Bilanz 2005: Syngenta lässt Aktionäre am Erfolg teilhaben

Bilanz 2005
Syngenta lässt Aktionäre am Erfolg teilhaben

Der Agrarchemiekonzern Syngenta hat 2005 ein Viertel mehr verdient. Das Basler Unternehmen will seine Aktionäre mit Ausschüttungen von bis zu 800 Mill. Dollar kräftig an dem Erfolg teilhaben lassen.

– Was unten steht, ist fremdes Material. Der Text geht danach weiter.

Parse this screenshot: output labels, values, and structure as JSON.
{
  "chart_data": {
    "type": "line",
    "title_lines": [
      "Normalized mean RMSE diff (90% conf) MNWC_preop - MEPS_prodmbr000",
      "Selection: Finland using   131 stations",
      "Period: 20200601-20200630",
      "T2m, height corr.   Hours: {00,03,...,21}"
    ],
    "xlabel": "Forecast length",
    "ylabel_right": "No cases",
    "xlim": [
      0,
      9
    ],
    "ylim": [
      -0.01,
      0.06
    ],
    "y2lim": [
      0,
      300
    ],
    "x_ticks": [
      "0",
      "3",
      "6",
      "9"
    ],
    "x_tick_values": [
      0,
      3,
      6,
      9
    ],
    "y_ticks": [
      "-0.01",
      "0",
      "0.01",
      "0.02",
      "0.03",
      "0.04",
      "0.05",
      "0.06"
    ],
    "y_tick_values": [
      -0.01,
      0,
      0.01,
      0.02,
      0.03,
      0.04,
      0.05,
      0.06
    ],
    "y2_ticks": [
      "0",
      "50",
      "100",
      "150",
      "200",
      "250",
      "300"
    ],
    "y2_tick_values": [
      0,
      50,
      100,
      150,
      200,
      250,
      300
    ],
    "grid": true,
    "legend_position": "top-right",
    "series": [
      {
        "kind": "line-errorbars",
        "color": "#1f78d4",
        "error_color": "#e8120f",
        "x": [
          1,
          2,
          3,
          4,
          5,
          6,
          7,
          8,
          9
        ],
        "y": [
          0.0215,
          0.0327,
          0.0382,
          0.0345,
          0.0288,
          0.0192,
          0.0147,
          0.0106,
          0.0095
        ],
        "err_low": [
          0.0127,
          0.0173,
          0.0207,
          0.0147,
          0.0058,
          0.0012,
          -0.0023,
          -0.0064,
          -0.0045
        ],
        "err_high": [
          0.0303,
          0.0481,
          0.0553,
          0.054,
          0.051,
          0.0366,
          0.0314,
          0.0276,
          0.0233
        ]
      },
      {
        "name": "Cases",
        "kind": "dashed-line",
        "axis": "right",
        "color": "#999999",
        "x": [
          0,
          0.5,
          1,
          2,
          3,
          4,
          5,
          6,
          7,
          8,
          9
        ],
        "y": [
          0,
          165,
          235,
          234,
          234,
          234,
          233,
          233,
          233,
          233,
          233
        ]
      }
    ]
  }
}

HB ZÜRICH. Der um Restrukturierung, Impairments sowie nicht weitergeführten Geschäfte bereinigte Gewinn kletterte im Jahr 2005 von 623 auf 779 Mill. Dollar, teilte Syngenta am Donnerstag mit. Analysten hatten mit 774 Mill. Dollar etwas weniger erwartet. Der Gewinn pro Aktie nahm von 5,87 auf 7,67 Dollar zu. Der Umsatz stieg um 11 Prozent auf 8,104 Mrd. Dollar. Syngenta stellt für die Jahre 2006 bis 2008 ein zweistelliges Gewinnwachstum je Aktie und pro Jahr in Aussicht

Im Haupt-Standbein des Konzerns, dem Bereich Pflanzenschutz, der rund drei Viertel des Umsatzes trägt, habe Syngenta seine Führungsposition in den USA ausgebaut und in Osteuropa erneut ein zweistelliges Wachstum verzeichnet. In Lateinamerika konnte trotz des schwierigen Umfelds in Brasilien ein „robustes Ergebnis“ erzielt werden. Der Spartenumsatz legte um 5 Prozent auf 6,307 Mrd. Dollar zu. Im zweiten Bereich Saatgut habe der Umsatz unter anderem dank Übernahmen um 45 Prozent auf 1,797 Mrd. Dollar gesteigert werden können.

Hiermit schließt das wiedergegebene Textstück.